Le proteste contro i “gonfiabili” che hanno riempito il centro di Perugia durante l’iniziativa di un’associazione sportiva sembrano degne di rispetto e, al limite, della massima condivisione. L’acropoli, siamo d’accordo, non è “Fiabilandia” e, soprattutto, Corso Vannucci non ha bisogno di essere ulteriormente colorato da variopinte architetture per bambini, quelli autentici e quelli che lo sono rimasti.

La verità è che tutta l’area fra i due colli di Perugia è abituata, ormai da anni, ad altre invasioni, ad altri accampamenti. Sembra che, per fare qualcosa di grande, a Perugia, si debba occupare per forza il suolo pubblico il più vistosamente possibile, animandolo del più pressante vociare e del più clamoroso sbandierare la salute del corpo e della mente.

La scrupolosa Perugia, la borghese Perugia, l’arcigna Perugia, la “chiusa” Perugia ha dunque cambiato abito ormai irrevocabilmente? Bisogna solo aspettare di vedere che cosa sarà il “Mercato coperto” per rendersene conto fino in fondo: lì già si parla di “ibridi mercatali” e si immaginano incroci virtuosi tra attività da centro commerciale e negozi da filiera corta.
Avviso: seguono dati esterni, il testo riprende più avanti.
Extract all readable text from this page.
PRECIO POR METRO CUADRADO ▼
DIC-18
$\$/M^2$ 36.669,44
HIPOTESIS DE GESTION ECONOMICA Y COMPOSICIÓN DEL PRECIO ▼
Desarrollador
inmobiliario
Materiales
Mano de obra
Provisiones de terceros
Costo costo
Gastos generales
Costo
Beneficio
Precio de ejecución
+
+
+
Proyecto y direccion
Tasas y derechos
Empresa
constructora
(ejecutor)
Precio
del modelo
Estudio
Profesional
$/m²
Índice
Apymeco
Un lampo mi fa riflettere che c’è stato solo un attimo – tra la fine della stagione con le automobili parcheggiate e circolanti per il Corso e l’inizio dei grandi eventi che gonfiano il Corso, d’estate e d’inverno – in cui si respirava serenamente, a Perugia, sotto il cielo ventoso che scende da Porta Sole. Erano gli anni Ottanta, c’erano ancora i negozi autoctoni, “Fucilino” vendeva in un banco del Mercato Coperto. E, tranne i potenti di quel decennio, allora nessuno si gonfiava eccessivamente nella Perugia di Betti e Simonelli, di Lemmi e Ceccucci.
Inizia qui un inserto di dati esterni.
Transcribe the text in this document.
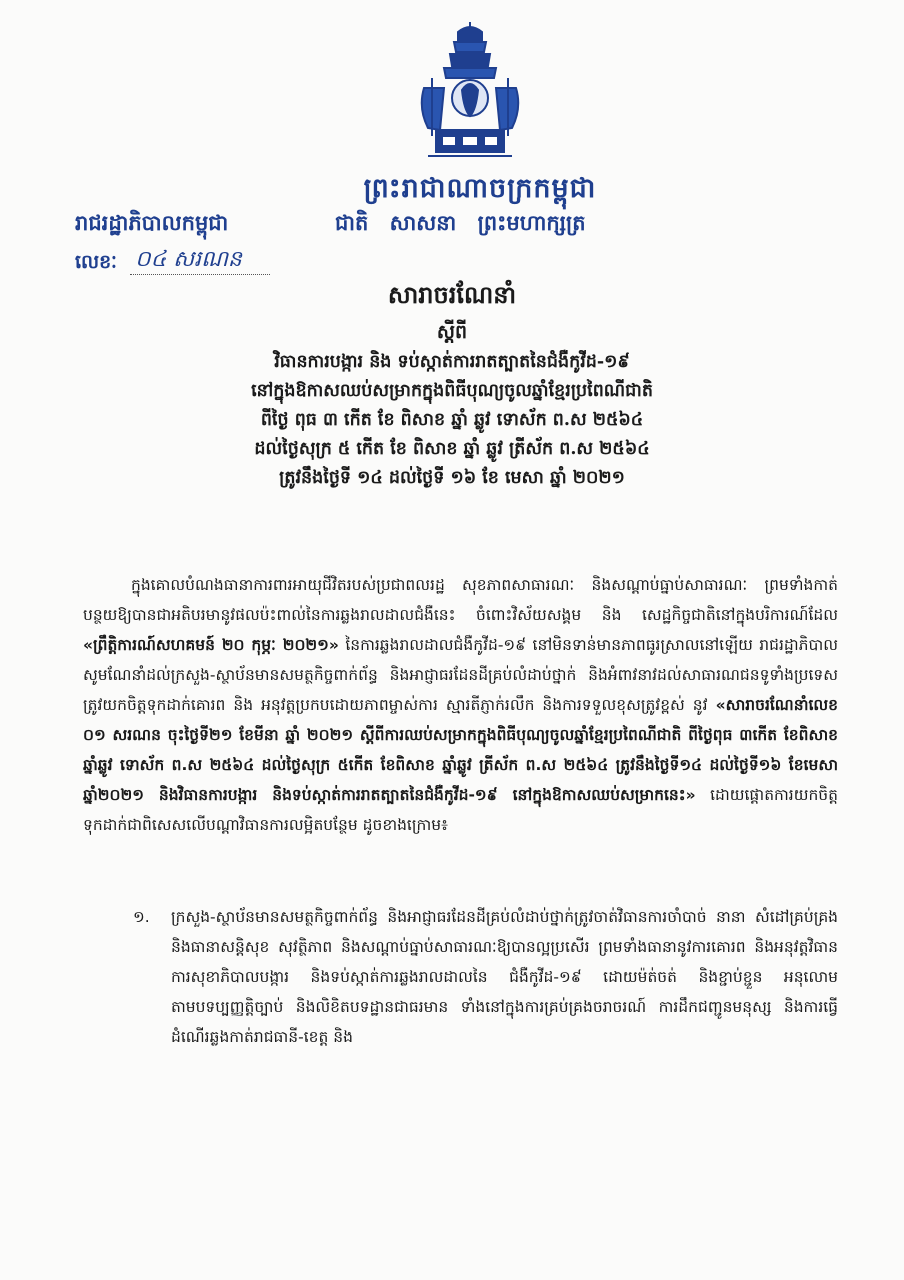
ព្រះរាជាណាចក្រកម្ពុជា
រាជរដ្ឋាភិបាលកម្ពុជា	ជាតិ សាសនា ព្រះមហាក្សត្រ
លេខៈ ០៤ សរណន
សារាចរណែនាំ
ស្តីពី
វិធានការបង្ការ និង ទប់ស្កាត់ការរាតត្បាតនៃជំងឺកូវីដ-១៩
នៅក្នុងឱកាសឈប់សម្រាកក្នុងពិធីបុណ្យចូលឆ្នាំខ្មែរប្រពៃណីជាតិ
ពីថ្ងៃ ពុធ ៣ កើត ខែ ពិសាខ ឆ្នាំ ឆ្លូវ ទោស័ក ព.ស ២៥៦៤
ដល់ថ្ងៃសុក្រ ៥ កើត ខែ ពិសាខ ឆ្នាំ ឆ្លូវ ត្រីស័ក ព.ស ២៥៦៤
ត្រូវនឹងថ្ងៃទី ១៤ ដល់ថ្ងៃទី ១៦ ខែ មេសា ឆ្នាំ ២០២១
ក្នុងគោលបំណងធានាការពារអាយុជីវិតរបស់ប្រជាពលរដ្ឋ សុខភាពសាធារណៈ និងសណ្តាប់ធ្នាប់សាធារណៈ ព្រមទាំងកាត់បន្ថយឱ្យបានជាអតិបរមានូវផលប៉ះពាល់នៃការឆ្លងរាលដាលជំងឺនេះ ចំពោះវិស័យសង្គម និង សេដ្ឋកិច្ចជាតិនៅក្នុងបរិការណ៍ដែល «ព្រឹត្តិការណ៍សហគមន៍ ២០ កុម្ភៈ ២០២១» នៃការឆ្លងរាលដាលជំងឺកូវីដ-១៩ នៅមិនទាន់មានភាពធូរស្រាលនៅឡើយ រាជរដ្ឋាភិបាលសូមណែនាំដល់ក្រសួង-ស្ថាប័នមានសមត្ថកិច្ចពាក់ព័ន្ធ និងអាជ្ញាធរដែនដីគ្រប់លំដាប់ថ្នាក់ និងអំពាវនាវដល់សាធារណជនទូទាំងប្រទេសត្រូវយកចិត្តទុកដាក់គោរព និង អនុវត្តប្រកបដោយភាពម្ចាស់ការ ស្មារតីភ្ញាក់រលឹក និងការទទួលខុសត្រូវខ្ពស់ នូវ «សារាចរណែនាំលេខ ០១ សរណន ចុះថ្ងៃទី២១ ខែមីនា ឆ្នាំ ២០២១ ស្តីពីការឈប់សម្រាកក្នុងពិធីបុណ្យចូលឆ្នាំខ្មែរប្រពៃណីជាតិ ពីថ្ងៃពុធ ៣កើត ខែពិសាខ ឆ្នាំឆ្លូវ ទោស័ក ព.ស ២៥៦៤ ដល់ថ្ងៃសុក្រ ៥កើត ខែពិសាខ ឆ្នាំឆ្លូវ ត្រីស័ក ព.ស ២៥៦៤ ត្រូវនឹងថ្ងៃទី១៤ ដល់ថ្ងៃទី១៦ ខែមេសា ឆ្នាំ២០២១ និងវិធានការបង្ការ និងទប់ស្កាត់ការរាតត្បាតនៃជំងឺកូវីដ-១៩ នៅក្នុងឱកាសឈប់សម្រាកនេះ» ដោយផ្តោតការយកចិត្តទុកដាក់ជាពិសេសលើបណ្តាវិធានការលម្អិតបន្ថែម ដូចខាងក្រោម៖
១. ក្រសួង-ស្ថាប័នមានសមត្ថកិច្ចពាក់ព័ន្ធ និងអាជ្ញាធរដែនដីគ្រប់លំដាប់ថ្នាក់ត្រូវចាត់វិធានការចាំបាច់ នានា សំដៅគ្រប់គ្រង និងធានាសន្តិសុខ សុវត្ថិភាព និងសណ្តាប់ធ្នាប់សាធារណៈឱ្យបានល្អប្រសើរ ព្រមទាំងធានានូវការគោរព និងអនុវត្តវិធានការសុខាភិបាលបង្ការ និងទប់ស្កាត់ការឆ្លងរាលដាលនៃ ជំងឺកូវីដ-១៩ ដោយម៉ត់ចត់ និងខ្ជាប់ខ្ជួន អនុលោមតាមបទប្បញ្ញត្តិច្បាប់ និងលិខិតបទដ្ឋានជាធរមាន ទាំងនៅក្នុងការគ្រប់គ្រងចរាចរណ៍ ការដឹកជញ្ជូនមនុស្ស និងការធ្វើដំណើរឆ្លងកាត់រាជធានី-ខេត្ត និង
Quell’attimo di quiete e di progresso maturato con tanta antica sapienza perugina è stato spazzato via da una delle tante bombe d’acqua, venute sulla scia di antichi tsunami, alle quali ci ha abituato l’estate appena trascorsa. Così la città, con il cambio della guardia a Palazzo di Priori, è diventata mentalmente ancora più ottusa di fronte a un patrimonio culturale che, in sé defunto, chiede solo di essere reinvestito in operazioni di lungimirante sistema lungo l’asse che va dalla Rocca Paolina a Porta Sole, integrando le grandi strutture espositive e museali pubbliche con quelle private e potenziando, finalmente, la buia ascesa delle scale mobili.

Altro che gonfiabili, altro che accampamenti! C’è bisogno di sentire parlare il Palazzo dei Priori, di sue prese di posizione sul futuro culturale del capoluogo che non siano chiacchiere in privato o laconici comunicati-stampa. Questa partita a scacchi, combattuta non si sa contro chi, sta diventando molto noiosa e avvilente. Dovremo proprio aspettare l’indomani della scelta definitiva della “Capitale 2019” per avere un quadro più vivace delle scelte culturali di questa amministrazione, che ci piacciano o no? Se il gioco è questo, a che è valso cambiare?